Importância do período seco para a renovação tecidual
Durante esses dois meses, os tecidos mamários passam por um processo de renovação celular essencial. A suspensão da ordenha, mesmo quando existe produção residual, direciona os nutrientes para o desenvolvimento fetal e para a formação de colostro rico em anticorpos.

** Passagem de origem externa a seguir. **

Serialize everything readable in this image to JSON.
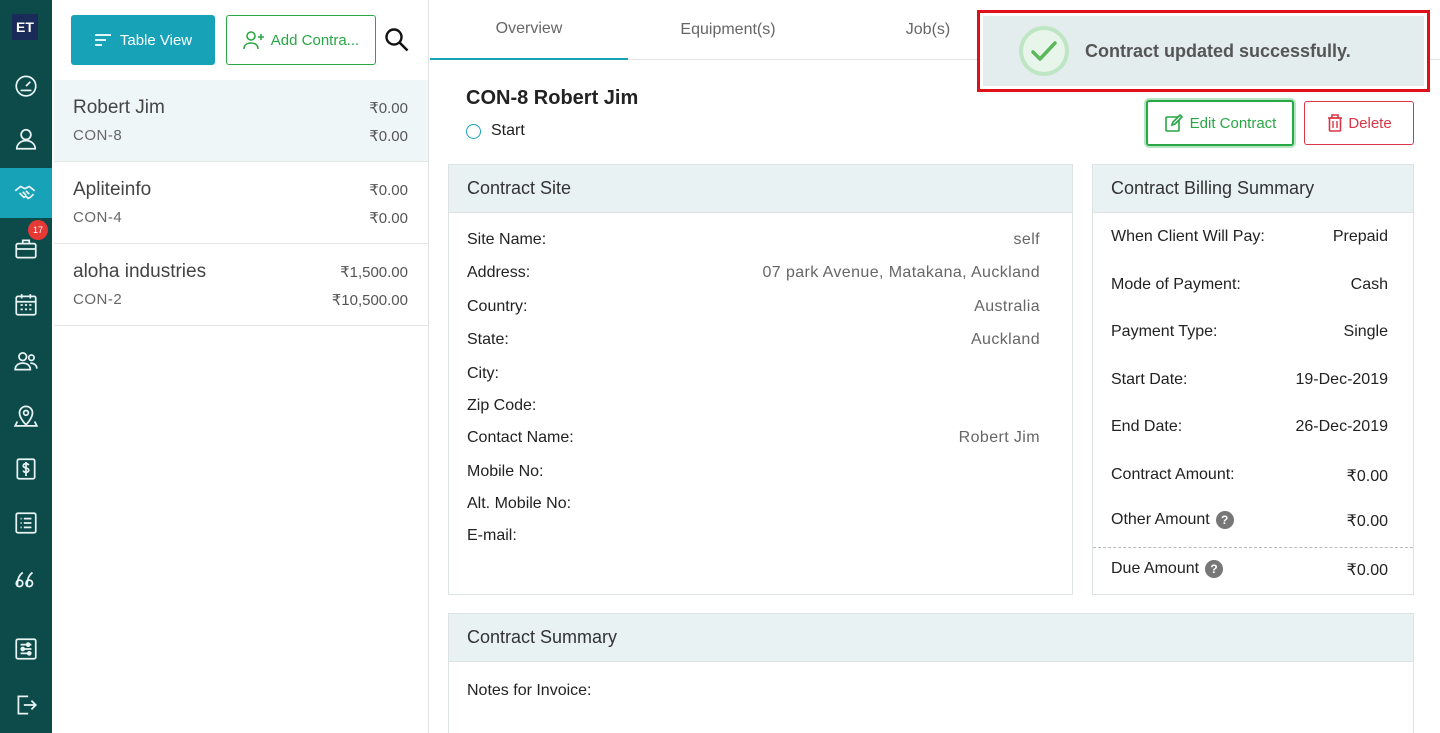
{
  "sidebar": {
    "logo": "ET",
    "badge_count": "17",
    "items": [
      {
        "icon": "dashboard-icon"
      },
      {
        "icon": "user-icon"
      },
      {
        "icon": "handshake-icon",
        "active": true
      },
      {
        "icon": "briefcase-icon"
      },
      {
        "icon": "calendar-icon"
      },
      {
        "icon": "users-icon"
      },
      {
        "icon": "map-pin-icon"
      },
      {
        "icon": "dollar-icon"
      },
      {
        "icon": "list-icon"
      },
      {
        "icon": "quote-icon"
      },
      {
        "icon": "settings-sliders-icon"
      },
      {
        "icon": "logout-icon"
      }
    ]
  },
  "toolbar": {
    "table_view_label": "Table View",
    "add_contract_label": "Add Contra..."
  },
  "contracts": [
    {
      "name": "Robert Jim",
      "code": "CON-8",
      "amount1": "₹0.00",
      "amount2": "₹0.00"
    },
    {
      "name": "Apliteinfo",
      "code": "CON-4",
      "amount1": "₹0.00",
      "amount2": "₹0.00"
    },
    {
      "name": "aloha industries",
      "code": "CON-2",
      "amount1": "₹1,500.00",
      "amount2": "₹10,500.00"
    }
  ],
  "tabs": [
    "Overview",
    "Equipment(s)",
    "Job(s)"
  ],
  "detail": {
    "title": "CON-8 Robert Jim",
    "status": "Start",
    "edit_label": "Edit Contract",
    "delete_label": "Delete"
  },
  "site": {
    "heading": "Contract Site",
    "rows": [
      {
        "label": "Site Name:",
        "value": "self"
      },
      {
        "label": "Address:",
        "value": "07 park Avenue, Matakana, Auckland"
      },
      {
        "label": "Country:",
        "value": "Australia"
      },
      {
        "label": "State:",
        "value": "Auckland"
      },
      {
        "label": "City:",
        "value": ""
      },
      {
        "label": "Zip Code:",
        "value": ""
      },
      {
        "label": "Contact Name:",
        "value": "Robert Jim"
      },
      {
        "label": "Mobile No:",
        "value": ""
      },
      {
        "label": "Alt. Mobile No:",
        "value": ""
      },
      {
        "label": "E-mail:",
        "value": ""
      }
    ]
  },
  "billing": {
    "heading": "Contract Billing Summary",
    "rows": [
      {
        "label": "When Client Will Pay:",
        "value": "Prepaid"
      },
      {
        "label": "Mode of Payment:",
        "value": "Cash"
      },
      {
        "label": "Payment Type:",
        "value": "Single"
      },
      {
        "label": "Start Date:",
        "value": "19-Dec-2019"
      },
      {
        "label": "End Date:",
        "value": "26-Dec-2019"
      },
      {
        "label": "Contract Amount:",
        "value": "₹0.00"
      },
      {
        "label": "Other Amount",
        "value": "₹0.00",
        "help": true
      },
      {
        "label": "Due Amount",
        "value": "₹0.00",
        "help": true
      }
    ]
  },
  "summary": {
    "heading": "Contract Summary",
    "notes_label": "Notes for Invoice:"
  },
  "toast": {
    "message": "Contract updated successfully."
  },
  "colors": {
    "sidebar": "#0d4a4a",
    "accent": "#17a2b8",
    "success": "#28a745",
    "danger": "#dc3545",
    "toast_border": "#e0101a"
  }
}
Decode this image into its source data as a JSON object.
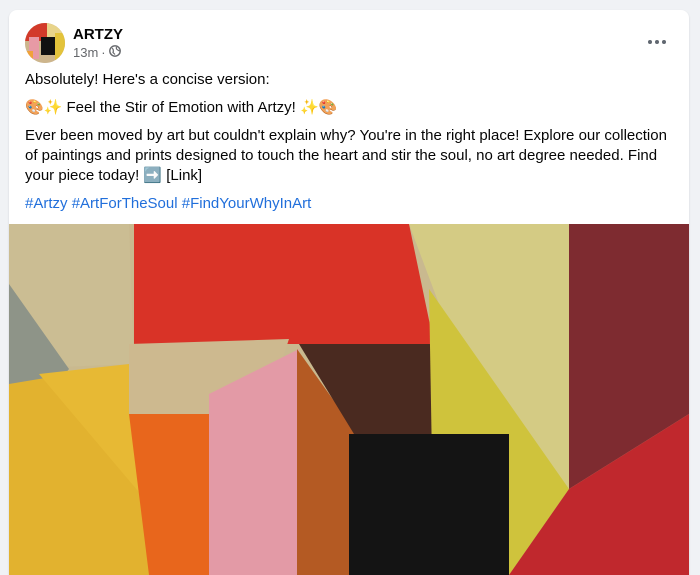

Essa estratégia evita o comprometimento da saúde da vaca e prepara o organismo para sustentar alta produtividade após o parto.
Além disso, ajustes na alimentação, no conforto e no monitoramento sanitário são realizados para minimizar riscos de mastite e outras enfermidades. O manejo correto nesse período influencia diretamente o bem-estar dos bezerros e a eficiência econômica dos produtores de leite.
Práticas recomendadas no manejo de transição
Os produtores devem observar atentamente o estado corporal das vacas e adaptar a dieta para suprir as demandas da gestação avançada. O conforto no ambiente de alojamento reduz estresse e contribui para uma recuperação mais eficiente da glândula mamária. Monitoramentos regulares permitem identificar precocemente qualquer alteração que possa afetar o desempenho futuro.
Benefícios para a saúde animal e produtividade
A adoção de um período seco bem conduzido resulta em colostro de melhor qualidade e em menor incidência de problemas sanitários no início da lactação. Vacas bem preparadas apresentam menor risco de desequilíbrios metabólicos e conseguem sustentar picos de produção mais elevados. Esse manejo integrado beneficia todo o sistema produtivo, desde o animal até a rentabilidade da propriedade.